11/02/2011



O Convite


Autor: Eduardo Silveira



Fora uma noite quente, cheia de sonhos e sobressaltos .
Pela manhã, Sonja abriu os olhos, ofuscados pelos raios de sol que invadiam o quarto e, lentamente, começou a organizar seus pensamentos. Olhou o relógio que estava sobre a mesinha de cabeceira, e viu que já eram onze e meia.
Nossa! - pensou ela. - Preciso me levantar para preparar o lanche do menino, tenho que preparar o almoço, tenho que cuidar do...- parou por um instante.
Não! - Disse a si mesma. - O que estou fazendo? - perguntou-se.
Não precisava mais fazer toda aquela rotina que por anos, haviam feito parte de seu cotidiano. No dia anterior, seu marido havia sido sepultado. Remexeu-se na cama, ajeitou-se melhor. Começou a refletir sobre os fatos que haviam antecedido aquele dia.
Lembrou-se da ida para o hospital, onde fora internar seu marido. Lembrou-se do momento em que percebera que ele, não mais respirava. Da emoção e desespero dela e da filha. Depois, lembrou-se dos outros filhos chegando, quando ela já estava em casa.
Eram quadros que, tal e qual a um filme, iam passeando pela sua mente, lentos e nitidamente.
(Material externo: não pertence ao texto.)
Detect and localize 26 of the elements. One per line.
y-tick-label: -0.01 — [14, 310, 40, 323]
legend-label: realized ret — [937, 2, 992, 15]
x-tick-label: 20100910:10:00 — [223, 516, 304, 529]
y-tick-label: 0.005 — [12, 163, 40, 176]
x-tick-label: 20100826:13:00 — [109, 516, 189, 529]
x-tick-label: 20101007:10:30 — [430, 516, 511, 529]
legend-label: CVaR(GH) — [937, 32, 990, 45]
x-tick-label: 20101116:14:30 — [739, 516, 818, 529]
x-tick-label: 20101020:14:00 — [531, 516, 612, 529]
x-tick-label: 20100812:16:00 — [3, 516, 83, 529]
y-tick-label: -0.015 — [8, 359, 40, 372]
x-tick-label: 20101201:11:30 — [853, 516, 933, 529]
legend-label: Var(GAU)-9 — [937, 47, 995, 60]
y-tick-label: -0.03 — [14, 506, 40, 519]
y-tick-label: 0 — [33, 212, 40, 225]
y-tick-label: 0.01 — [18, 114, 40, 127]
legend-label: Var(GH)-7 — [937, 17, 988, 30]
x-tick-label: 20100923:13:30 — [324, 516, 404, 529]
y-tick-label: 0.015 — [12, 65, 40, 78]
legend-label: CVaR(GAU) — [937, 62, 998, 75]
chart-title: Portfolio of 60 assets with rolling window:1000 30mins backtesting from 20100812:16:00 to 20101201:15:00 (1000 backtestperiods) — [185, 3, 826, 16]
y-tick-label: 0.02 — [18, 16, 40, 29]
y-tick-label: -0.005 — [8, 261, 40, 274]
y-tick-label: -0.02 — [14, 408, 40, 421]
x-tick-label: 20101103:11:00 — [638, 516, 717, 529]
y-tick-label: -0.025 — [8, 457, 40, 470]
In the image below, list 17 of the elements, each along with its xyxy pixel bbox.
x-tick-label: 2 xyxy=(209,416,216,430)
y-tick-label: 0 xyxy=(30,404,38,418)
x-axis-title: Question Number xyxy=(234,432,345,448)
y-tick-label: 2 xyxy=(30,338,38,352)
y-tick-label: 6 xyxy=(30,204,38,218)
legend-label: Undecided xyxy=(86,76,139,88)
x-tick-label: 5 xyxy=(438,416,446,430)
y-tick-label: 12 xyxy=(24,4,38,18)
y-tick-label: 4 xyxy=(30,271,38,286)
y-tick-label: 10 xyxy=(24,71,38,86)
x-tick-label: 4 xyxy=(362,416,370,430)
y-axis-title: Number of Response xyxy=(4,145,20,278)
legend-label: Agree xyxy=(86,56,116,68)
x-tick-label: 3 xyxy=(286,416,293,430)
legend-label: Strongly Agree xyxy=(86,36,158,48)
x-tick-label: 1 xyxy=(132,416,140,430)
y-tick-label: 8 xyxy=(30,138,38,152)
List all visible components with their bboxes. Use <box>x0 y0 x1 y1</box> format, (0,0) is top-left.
Virou o rosto para a janela e viu o espectro visível dos raios de sol, invadindo, iluminando e aquecendo suave e intensamente uma parte da colcha que a cobria. Sentiu o seu calor aconchegante sob as cobertas.
Novamente seus pensamentos voltaram-se para o dia anterior. Lembrou dos parentes, dos amigos, do bonito sermão do padre, e...seus olhos se umedeceram. Respirou profundamente, e sentiu-se agradecida pela delicadeza daquelas pessoas que haviam lhe proporcionado momentos de conforto com suas palavras de carinho, força e incentivo. Sentira-se amada.
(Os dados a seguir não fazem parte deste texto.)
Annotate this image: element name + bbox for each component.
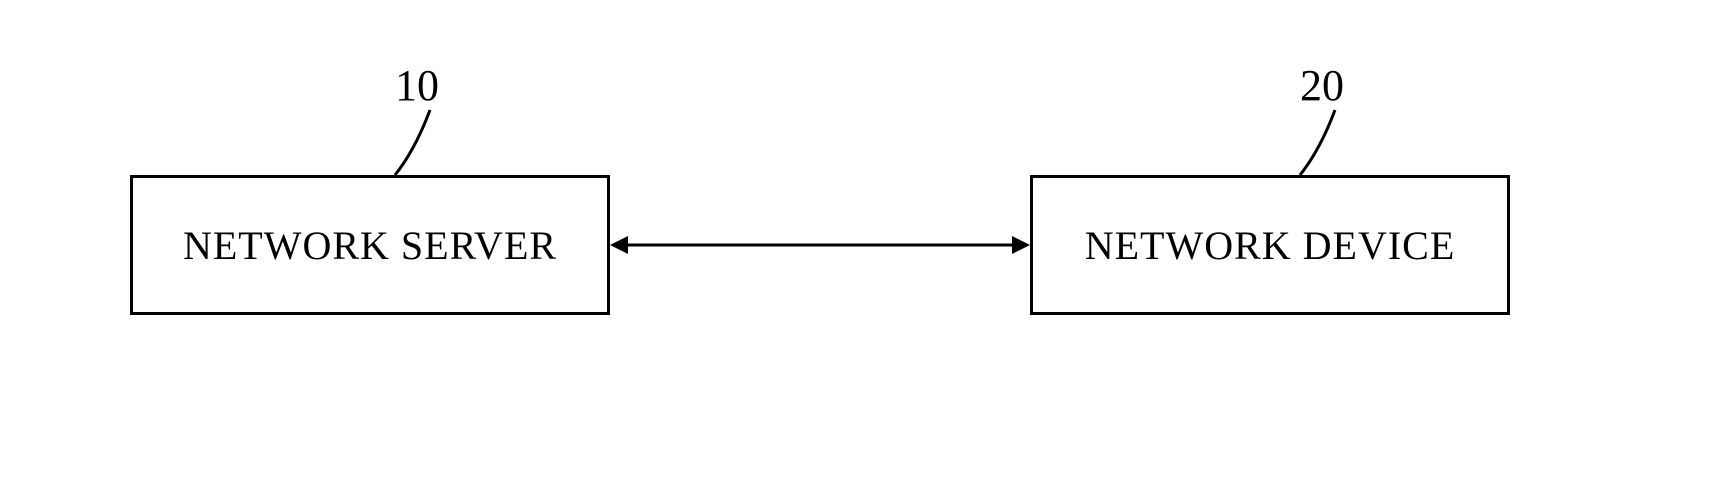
device-ref-label: 20 <box>1300 60 1344 111</box>
server-leader-line <box>395 110 430 175</box>
arrowhead-left-icon <box>610 236 628 254</box>
network-device-text: NETWORK DEVICE <box>1085 222 1456 269</box>
server-ref-label: 10 <box>395 60 439 111</box>
device-leader-line <box>1300 110 1335 175</box>
network-device-box: NETWORK DEVICE <box>1030 175 1510 315</box>
network-server-box: NETWORK SERVER <box>130 175 610 315</box>
diagram-canvas: NETWORK SERVER NETWORK DEVICE 10 20 <box>0 0 1713 500</box>
arrowhead-right-icon <box>1012 236 1030 254</box>
network-server-text: NETWORK SERVER <box>183 222 557 269</box>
E, continuando naquele devaneio, ficou relembrando outros fatos acontecidos.

De repente, deu-se conta que a casa estava muito silenciosa. A filha, provavelmente, aquela hora, já deveria ter tomado as providencias, referente as tarefas do almoço, e preparado tudo. Ela confiava nos filhos, e sabia que, o fato de ninguém ainda tê-la acordado ou feito algum barulho mais alto na casa, era a prova de que estavam querendo protegê-la e deixá-la descansar o máximo possível.
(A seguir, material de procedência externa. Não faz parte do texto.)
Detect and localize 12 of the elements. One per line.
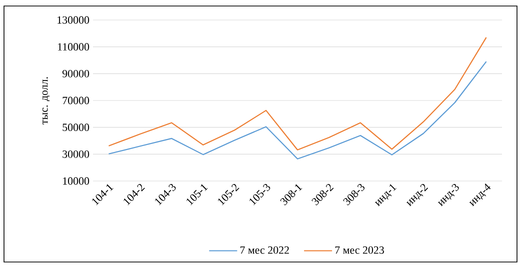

Durante os últimos cinco anos, Sonja cuidara diariamente do marido. Havia sido uma luta árdua, diária e contínua. A doença dele aos poucos, fora se agravando, terminalmente. Os filhos, longe, a visitavam sempre que possível, mas eles tinham as suas obrigações, precisavam trabalhar e cuidar das suas famílias, e não podiam ajudá-la naquela tarefa de cuidados diários.
Ela, nos últimos cinco anos, havia se desdobrado em ser mãe, avó, babá, esposa, mulher, administradora do lar, chefe de família, enfim, eram muitas as atribuições que sobre ela recaiam.
E ela ali, no comando, segurando o leme. Às vezes, sufocada pela avalanche de problemas que surgiam, mas também mantendo a segurança serena de um velho timoneiro, que vê o seu navio erguer-se aos píncaros de uma onda gigante, para em seguida mergulhar num abismo de profunda escuridão. E, depois de momentos de completa submersão, ressurgir, impávida e bravamente, por entre as águas turbulentas, como se a avisar ao mar... - Ainda estou na luta!
E assim havia sido a sua vida, até aquele momento.
Mas, e agora? - perguntou-se, e não soube responder.
Como vai ser daqui pra frente? - continuou se perguntando.
Certamente que essa resposta ela não teria de imediato. Mas precisava descobrir. E o ato de descobrir algo é, no mínimo, impactante! E se, este ato for de ordem pessoal, aí então, é deveras, intimidador. E sendo assim, a primeira coisa que ela tinha de fazer era levantar-se da cama. Tomar um bom e demorado banho. Vestir-se calmamente e, antes de abrir a porta do quarto, respirar fundo, encher-se de coragem e decidir que, a partir daquele momento, como ela havia cuidado com todo amor e carinho, do marido, dos filhos e dos netos, agora era a hora dela cuidar de uma pessoa que, por muito tempo, havia sido relegada a um segundo plano. Ela mesma.
E num ímpeto de ousadia, abriu a porta.
A felicidade sorriu, estendendo-lhe a mão e convidando-a para um novo recomeço.
Sonja retribuiu o sorriso, discretamente, e... aceitou o convite.